Huyssteen, First attempts for Artificial Intelligence: Symbolic AI

The field of AI is considered to have its origin in the publication of British mathematician Alan Turing’s (1912–1954) paper “Computing Machinery and Intelligence” (1950). The term itself was coined six years later by mathematician and computer scientist John McCarthy (b. 1927) at a summer conference at Dartmouth College in New Hampshire. The earliest approach to AI is called symbolic or classical AI and is predicated on the hypothesis that every process in which either a human being or a machine engages can be expressed by a string of symbols that is modifiable according to a limited set of rules that can be logically defined. Just as geometry can be built from a finite set of axioms and primitive objects such as points and lines, so symbolicists, following rationalist philosophers such as Ludwig Wittgenstein (1889–1951) and Alfred North Whitehead (1861–1947), predicated that human thought is represented in the mind by concepts that can be broken down into basic rules and primitive objects.

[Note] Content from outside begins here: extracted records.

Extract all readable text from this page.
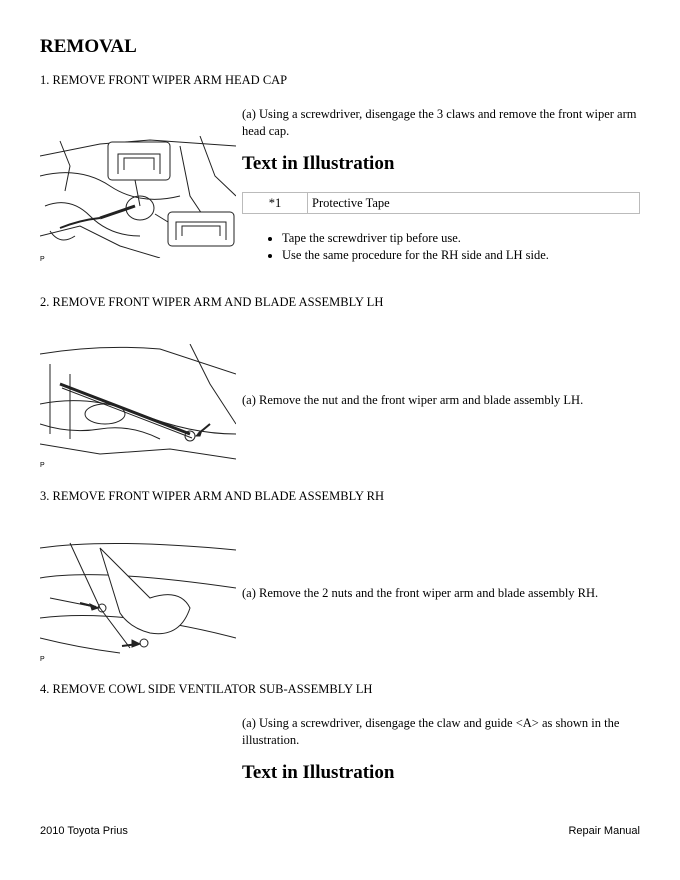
REMOVAL
1. REMOVE FRONT WIPER ARM HEAD CAP
(a) Using a screwdriver, disengage the 3 claws and remove the front wiper arm head cap.
Text in Illustration
*1	Protective Tape
• Tape the screwdriver tip before use.
• Use the same procedure for the RH side and LH side.
P
2. REMOVE FRONT WIPER ARM AND BLADE ASSEMBLY LH
(a) Remove the nut and the front wiper arm and blade assembly LH.
P
3. REMOVE FRONT WIPER ARM AND BLADE ASSEMBLY RH
(a) Remove the 2 nuts and the front wiper arm and blade assembly RH.
P
4. REMOVE COWL SIDE VENTILATOR SUB-ASSEMBLY LH
(a) Using a screwdriver, disengage the claw and guide <A> as shown in the illustration.
Text in Illustration
2010 Toyota Prius	Repair Manual
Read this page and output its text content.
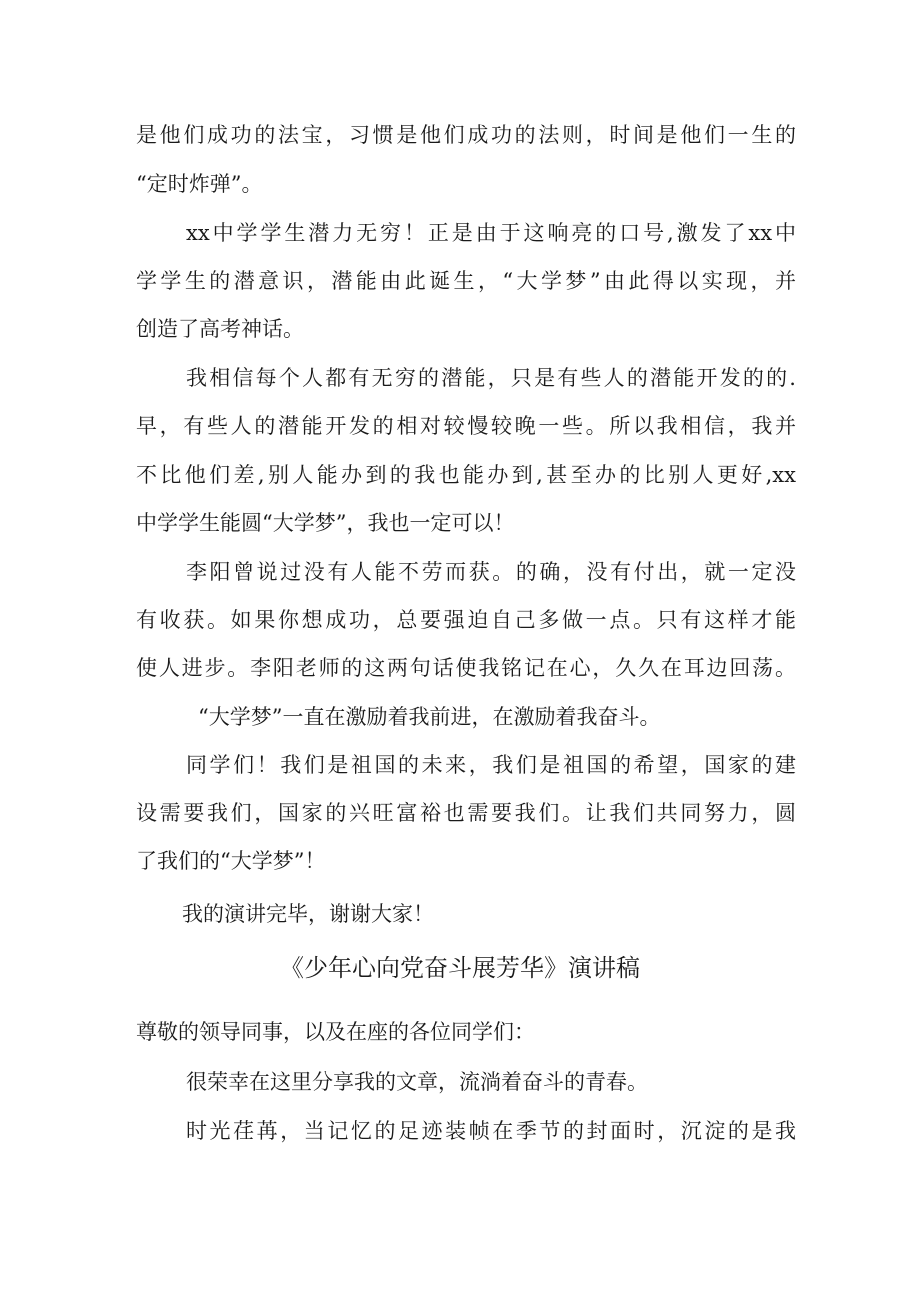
是他们成功的法宝，习惯是他们成功的法则，时间是他们一生的

“定时炸弹”。

xx中学学生潜力无穷！正是由于这响亮的口号,激发了xx中

学学生的潜意识，潜能由此诞生，“大学梦”由此得以实现，并

创造了高考神话。

我相信每个人都有无穷的潜能，只是有些人的潜能开发的的.

早，有些人的潜能开发的相对较慢较晚一些。所以我相信，我并

不比他们差,别人能办到的我也能办到,甚至办的比别人更好,xx

中学学生能圆“大学梦”，我也一定可以！

李阳曾说过没有人能不劳而获。的确，没有付出，就一定没

有收获。如果你想成功，总要强迫自己多做一点。只有这样才能

使人进步。李阳老师的这两句话使我铭记在心，久久在耳边回荡。

“大学梦”一直在激励着我前进，在激励着我奋斗。

同学们！我们是祖国的未来，我们是祖国的希望，国家的建

设需要我们，国家的兴旺富裕也需要我们。让我们共同努力，圆

了我们的“大学梦”！

我的演讲完毕，谢谢大家！

《少年心向党奋斗展芳华》演讲稿

尊敬的领导同事，以及在座的各位同学们：

很荣幸在这里分享我的文章，流淌着奋斗的青春。

时光荏苒，当记忆的足迹装帧在季节的封面时，沉淀的是我
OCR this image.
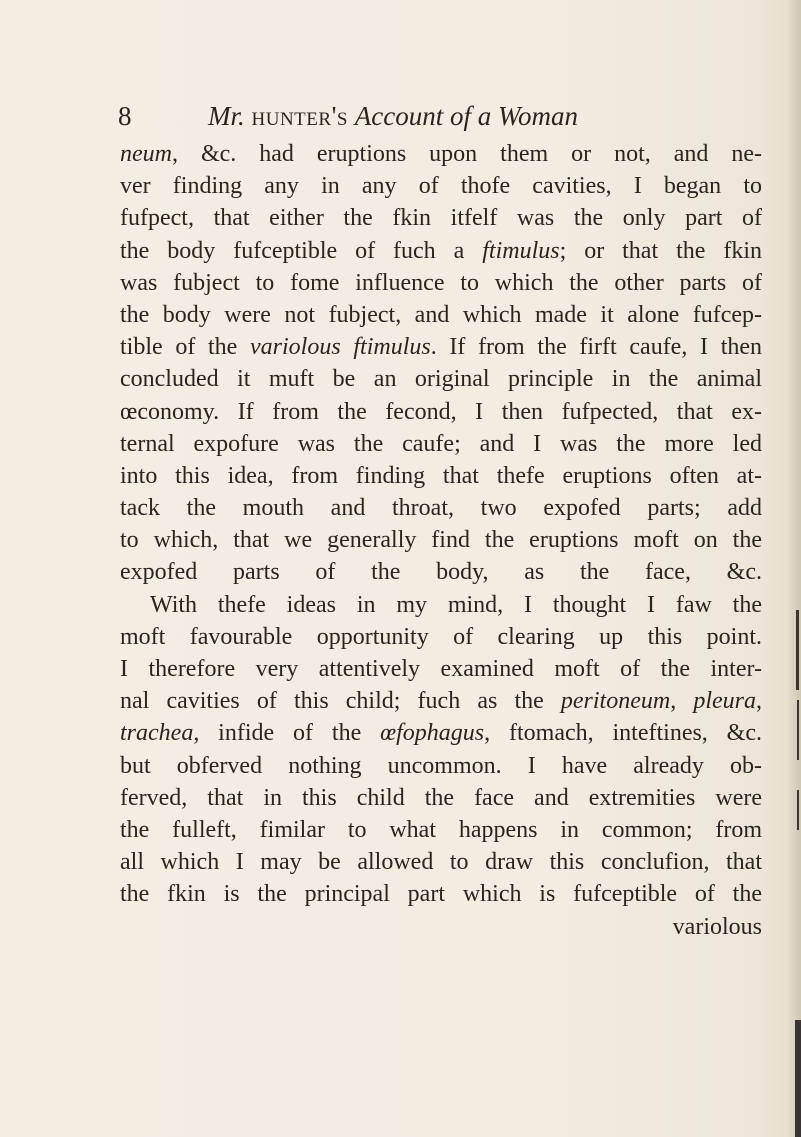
8	Mr. hunter's Account of a Woman
neum, &c. had eruptions upon them or not, and ne-
ver finding any in any of thofe cavities, I began to
fufpect, that either the fkin itfelf was the only part of
the body fufceptible of fuch a ftimulus; or that the fkin
was fubject to fome influence to which the other parts of
the body were not fubject, and which made it alone fufcep-
tible of the variolous ftimulus. If from the firft caufe, I then
concluded it muft be an original principle in the animal
œconomy. If from the fecond, I then fufpected, that ex-
ternal expofure was the caufe; and I was the more led
into this idea, from finding that thefe eruptions often at-
tack the mouth and throat, two expofed parts; add
to which, that we generally find the eruptions moft on the
expofed parts of the body, as the face, &c.
With thefe ideas in my mind, I thought I faw the
moft favourable opportunity of clearing up this point.
I therefore very attentively examined moft of the inter-
nal cavities of this child; fuch as the peritoneum, pleura,
trachea, infide of the œfophagus, ftomach, inteftines, &c.
but obferved nothing uncommon. I have already ob-
ferved, that in this child the face and extremities were
the fulleft, fimilar to what happens in common; from
all which I may be allowed to draw this conclufion, that
the fkin is the principal part which is fufceptible of the
variolous
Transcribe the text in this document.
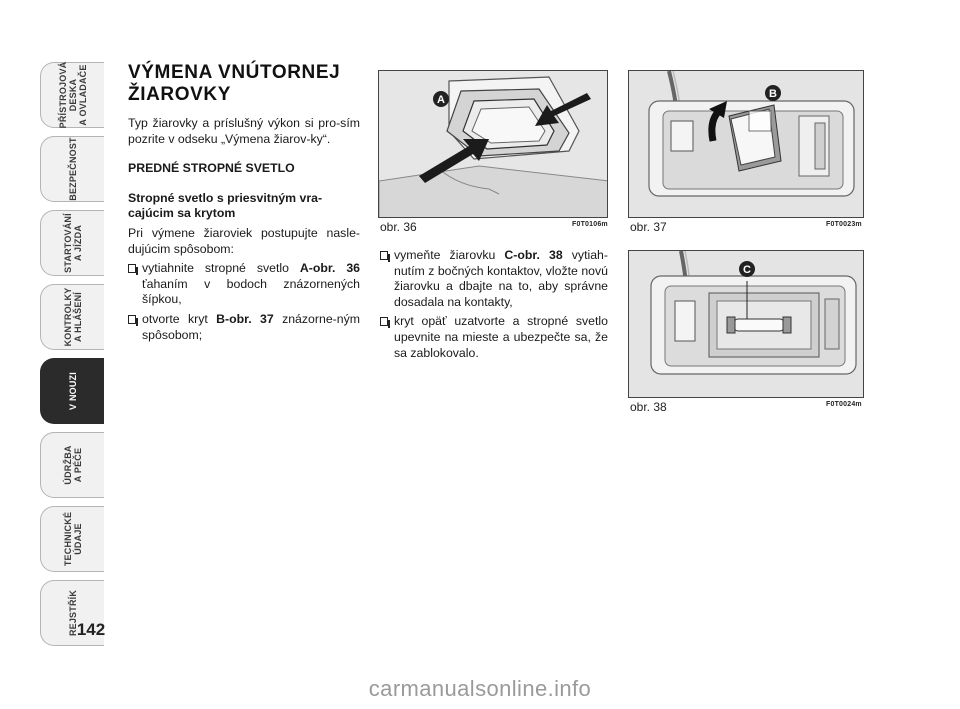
PŘÍSTROJOVÁ
DESKA
A OVLADAČE
BEZPEČNOST
STARTOVÁNÍ
A JÍZDA
KONTROLKY
A HLÁŠENÍ
V NOUZI
ÚDRŽBA
A PÉČE
TECHNICKÉ
ÚDAJE
REJSTŘÍK 142
VÝMENA VNÚTORNEJ
ŽIAROVKY

Typ žiarovky a príslušný výkon si pro-sím pozrite v odseku „Výmena žiarov-ky“.

PREDNÉ STROPNÉ SVETLO
Stropné svetlo s priesvitným vra-cajúcim sa krytom

Pri výmene žiaroviek postupujte nasle-dujúcim spôsobom:

vytiahnite stropné svetlo A-obr. 36 ťahaním v bodoch znázornených šípkou,

otvorte kryt B-obr. 37 znázorne-ným spôsobom;

vymeňte žiarovku C-obr. 38 vytiah-nutím z bočných kontaktov, vložte novú žiarovku a dbajte na to, aby správne dosadala na kontakty,

kryt opäť uzatvorte a stropné svetlo upevnite na mieste a ubezpečte sa, že sa zablokovalo.

A
obr. 36	F0T0106m
B
obr. 37	F0T0023m
C
obr. 38	F0T0024m
carmanualsonline.info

Simple concepts or objects are directly expressed by a single symbol while more complex ideas are the product of many symbols, combined by certain rules. For a symbolicist, any patternable kind of matter can thus represent intelligent thought. Symbolic AI met with immediate success in areas in which problems could be easily described using a limited domain of objects that operate in a highly rule-based manner, such as games. The game of chess takes place in a world where the only objects are thirty-two pieces moving on a sixty-four square board according to a limited number of rules. The limited options this world provides give the computer the potential to look far ahead, examining all possible moves and counter-moves, looking for a sequence that will leave its pieces in the most advantageous position. Other successes for symbolic AI occurred rapidly in similarly restricted domains such as medical diagnosis, mineral prospecting, chemical analysis, and mathematical theorem proving.

Symbolic AI faltered, however, not on difficult problems like passing a calculus exam, but on the easy things a two year old child can do, such as recognizing a face in various settings or understanding a simple story. McCarthy labels symbolic programs as brittle because they crack or break down at the edges; they cannot function outside or near the edges of their domain of expertise since they lack knowledge outside of that domain, knowledge that most human “experts” possess in the form of what is known as common sense. Humans make use of general knowledge—the millions of things that are known and applied to a situation— both consciously and subconsciously. Should it exist, it is now clear to AI researchers that the set of primitive facts necessary for representing human knowledge is exceedingly large.

Another critique of symbolic AI, advanced by Terry Winograd and Fernando Flores in their 1986 book Understanding Computers and Cognition is that human intelligence may not be a process of symbol manipulation; humans do not carry mental models around in their heads. Hubert Dreyfus makes a similar argument in Mind over Machine (1986); he suggests that human experts do not arrive at their solutions to problems through the application of rules or the manipulation of symbols, but rather use intuition, acquired through multiple experiences in the real world. He describes symbolic AI as a “degenerating research project,” by which he means that, while promising at first, it has produced fewer results as time has progressed and is likely to be abandoned should other alternatives become available. This prediction has proven fairly accurate. By 2000 the once dominant symbolic approach had been all but abandoned in AI, with only one major ongoing project, Douglas Lenat’s Cyc (pronounced “psych”). Lenat hopes to overcome the general knowledge problem by providing an extremely large base of primitive facts.

Lenat plans to combine this large database with the ability to communicate in a natural language, hoping that once enough information is entered into Cyc, the computer will be able to continue the learning process on its own, through conversation, reading, and applying logical rules to detect patterns or inconsistencies in the data Cyc is given. Initially conceived in 1984 as a ten-year initiative, Cyc has not yet shown convincing evidence of extended independent learning.